The writer is chairman of the Nassau County IDA.

Put restrictions on new teen drivers

Newly licensed teenage drivers may need to have some restrictions placed on them when driving for the first year [“Girl, 17, killed in car crash,” News, June 17]. They need to gain more experience in that first year. For example, no friends would be allowed in the car.

The lack of experience, the distractions of friends and music, and that new fun feeling of freedom could give some teens a false sense of their ability to drive defensively.

Any of these situations could lead to unimaginable dire consequences.

 — Carol Ludwig, Wantagh

The writer is a retired teacher who also taught driver education.

Assange attorney’s remark disquieting

Barry Pollack, the U.S. defense lawyer for WikiLeaks founder Julian Assange, states that the British extradition order that would bring Assange back to the United States to face spying charges was “disappointing news that should concern anyone who cares about the First Amendment and the right to publish” [“WikiLeak’s Assange ordered extradited to U.S.,” News, June 18].

Pollack’s denial of an individual’s responsibility to protect innocent lives is disquieting. His position does not allow for any government to withhold from the public facts that would be injurious to its citizens, particularly in the sphere of the military. We count on our military to reduce rather than enhance the vulnerabilities of its citizenry. Assange, while a Swedish citizen, knowingly committed a crime against the U.S. government and its people.
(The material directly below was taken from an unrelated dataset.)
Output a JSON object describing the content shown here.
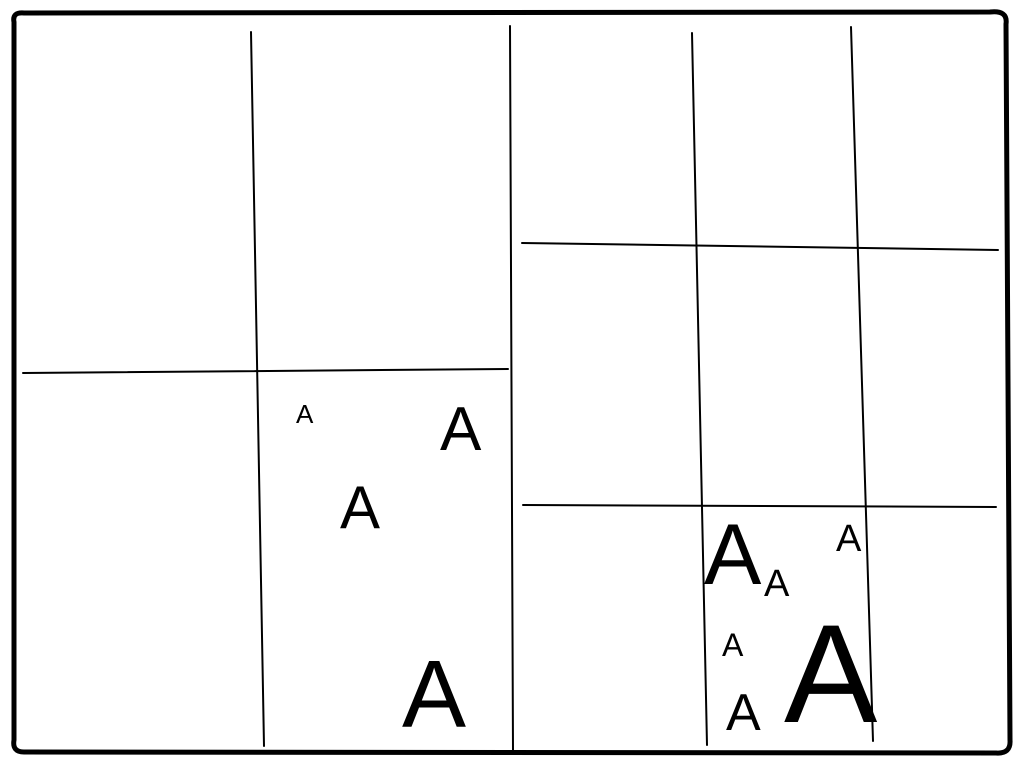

His foreign citizenship does not excuse his recklessness.

One can only hope that the extradition process in this case is accelerated to bring Assange back to be punished for his transgressions if found guilty.

 — Stan Feinberg, Wantagh

Suspending federal gas tax a bad idea

President Joe Biden is contemplating a temporary suspension of the federal gas tax as a means to reduce the price which is now averaging more than $5 per gallon nationally and growing weekly [“Biden to visit Saudi Arabia next month,” News, June 15]. This makes no sense in the long run.

It reminds me of the emperor during the decline of ancient Rome. He would offer the masses free bread and circuses to placate them. Biden fails to explain how Washington would deal with less money going to the Highway Trust Fund. This is a critical source of funding for highway and transit projects.
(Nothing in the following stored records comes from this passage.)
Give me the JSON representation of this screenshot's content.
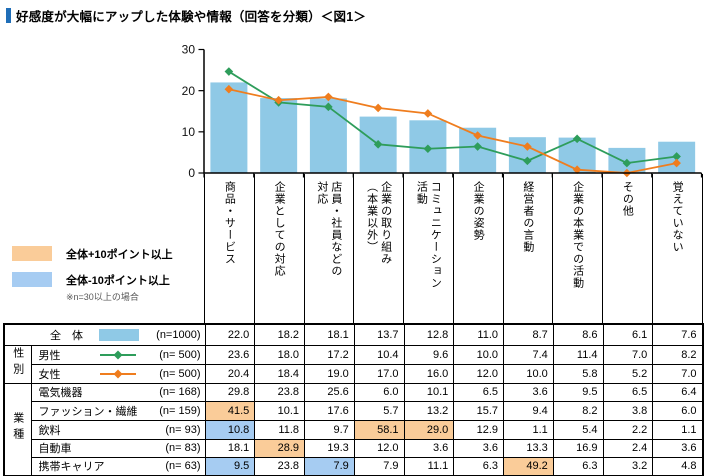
{
  "title": {
    "text": "好感度が大幅にアップした体験や情報（回答を分類）＜図1＞",
    "accent_color": "#1F6EB8"
  },
  "colors": {
    "bar": "#8FC9E6",
    "highlight_plus": "#FACC99",
    "highlight_minus": "#A6CCF2"
  },
  "chart_data": {
    "type": "bar+line",
    "categories": [
      "商品・サービス",
      "企業としての対応",
      "店員・社員などの\n対応",
      "企業の取り組み\n（本業以外）",
      "コミュニケーション\n活動",
      "企業の姿勢",
      "経営者の言動",
      "企業の本業での活動",
      "その他",
      "覚えていない"
    ],
    "series": [
      {
        "name": "全体",
        "type": "bar",
        "n": 1000,
        "color": "#8FC9E6",
        "values": [
          22.0,
          18.2,
          18.1,
          13.7,
          12.8,
          11.0,
          8.7,
          8.6,
          6.1,
          7.6
        ]
      },
      {
        "name": "男性",
        "type": "line",
        "n": 500,
        "color": "#2E9D5B",
        "marker": "diamond",
        "values": [
          23.6,
          18.0,
          17.2,
          10.4,
          9.6,
          10.0,
          7.4,
          11.4,
          7.0,
          8.2
        ]
      },
      {
        "name": "女性",
        "type": "line",
        "n": 500,
        "color": "#EF7D1E",
        "marker": "diamond",
        "values": [
          20.4,
          18.4,
          19.0,
          17.0,
          16.0,
          12.0,
          10.0,
          5.8,
          5.2,
          7.0
        ]
      }
    ],
    "ylim": [
      0,
      30
    ],
    "yticks": [
      0,
      10,
      20,
      30
    ],
    "grid": false,
    "legend_position": "in-table-row-headers",
    "lines_secondary_axis_range": [
      5.2,
      27.6
    ]
  },
  "legend": {
    "plus_label": "全体+10ポイント以上",
    "minus_label": "全体-10ポイント以上",
    "note": "※n=30以上の場合"
  },
  "table": {
    "groups": [
      {
        "label": "性別",
        "start": 1,
        "span": 2
      },
      {
        "label": "業種",
        "start": 3,
        "span": 5
      }
    ],
    "rows": [
      {
        "label": "全　体",
        "n_label": "(n=1000)",
        "marker": "bar",
        "marker_color": "#8FC9E6",
        "divider": "solid",
        "values": [
          "22.0",
          "18.2",
          "18.1",
          "13.7",
          "12.8",
          "11.0",
          "8.7",
          "8.6",
          "6.1",
          "7.6"
        ],
        "highlights": [
          "",
          "",
          "",
          "",
          "",
          "",
          "",
          "",
          "",
          ""
        ]
      },
      {
        "label": "男性",
        "n_label": "(n= 500)",
        "marker": "line",
        "marker_color": "#2E9D5B",
        "divider": "solid",
        "values": [
          "23.6",
          "18.0",
          "17.2",
          "10.4",
          "9.6",
          "10.0",
          "7.4",
          "11.4",
          "7.0",
          "8.2"
        ],
        "highlights": [
          "",
          "",
          "",
          "",
          "",
          "",
          "",
          "",
          "",
          ""
        ]
      },
      {
        "label": "女性",
        "n_label": "(n= 500)",
        "marker": "line",
        "marker_color": "#EF7D1E",
        "divider": "dotted",
        "values": [
          "20.4",
          "18.4",
          "19.0",
          "17.0",
          "16.0",
          "12.0",
          "10.0",
          "5.8",
          "5.2",
          "7.0"
        ],
        "highlights": [
          "",
          "",
          "",
          "",
          "",
          "",
          "",
          "",
          "",
          ""
        ]
      },
      {
        "label": "電気機器",
        "n_label": "(n= 168)",
        "marker": "none",
        "marker_color": "",
        "divider": "solid",
        "values": [
          "29.8",
          "23.8",
          "25.6",
          "6.0",
          "10.1",
          "6.5",
          "3.6",
          "9.5",
          "6.5",
          "6.4"
        ],
        "highlights": [
          "",
          "",
          "",
          "",
          "",
          "",
          "",
          "",
          "",
          ""
        ]
      },
      {
        "label": "ファッション・繊維",
        "n_label": "(n= 159)",
        "marker": "none",
        "marker_color": "",
        "divider": "dotted",
        "values": [
          "41.5",
          "10.1",
          "17.6",
          "5.7",
          "13.2",
          "15.7",
          "9.4",
          "8.2",
          "3.8",
          "6.0"
        ],
        "highlights": [
          "plus",
          "",
          "",
          "",
          "",
          "",
          "",
          "",
          "",
          ""
        ]
      },
      {
        "label": "飲料",
        "n_label": "(n=  93)",
        "marker": "none",
        "marker_color": "",
        "divider": "dotted",
        "values": [
          "10.8",
          "11.8",
          "9.7",
          "58.1",
          "29.0",
          "12.9",
          "1.1",
          "5.4",
          "2.2",
          "1.1"
        ],
        "highlights": [
          "minus",
          "",
          "",
          "plus",
          "plus",
          "",
          "",
          "",
          "",
          ""
        ]
      },
      {
        "label": "自動車",
        "n_label": "(n=  83)",
        "marker": "none",
        "marker_color": "",
        "divider": "dotted",
        "values": [
          "18.1",
          "28.9",
          "19.3",
          "12.0",
          "3.6",
          "3.6",
          "13.3",
          "16.9",
          "2.4",
          "3.6"
        ],
        "highlights": [
          "",
          "plus",
          "",
          "",
          "",
          "",
          "",
          "",
          "",
          ""
        ]
      },
      {
        "label": "携帯キャリア",
        "n_label": "(n=  63)",
        "marker": "none",
        "marker_color": "",
        "divider": "dotted",
        "values": [
          "9.5",
          "23.8",
          "7.9",
          "7.9",
          "11.1",
          "6.3",
          "49.2",
          "6.3",
          "3.2",
          "4.8"
        ],
        "highlights": [
          "minus",
          "",
          "minus",
          "",
          "",
          "",
          "plus",
          "",
          "",
          ""
        ]
      }
    ]
  }
}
A federal gas tax holiday would result in Uncle Sam not collecting 18 cents for every gallon of gas purchased. The Highway Trust Fund already faces financial difficulties.

Congress would have to decide how to make up for the lost dollars. It will raise other taxes, transfer revenue from another source, borrow more (raising our growing $30 trillion national debt) or reduce the scope or number of transportation-funded projects.

In the end, both motorists and transit riders will be the losers if federal gasoline taxes are temporarily suspended.

 — Larry Penner, Great Neck

High mortgage rates matter of perspective

With the average U.S. interest rate on fixed 30-year mortgages hitting 5.78%, the screams of anguish can be heard on the moon [“Mortgage rates rise steeply,” News, June 17].

But 55 or so years ago, when I was paying 7.25% interest on the mortgage of my first house, not a scream, not a gasp, not a moan could be heard from new homeowners. It’s a matter of perspective.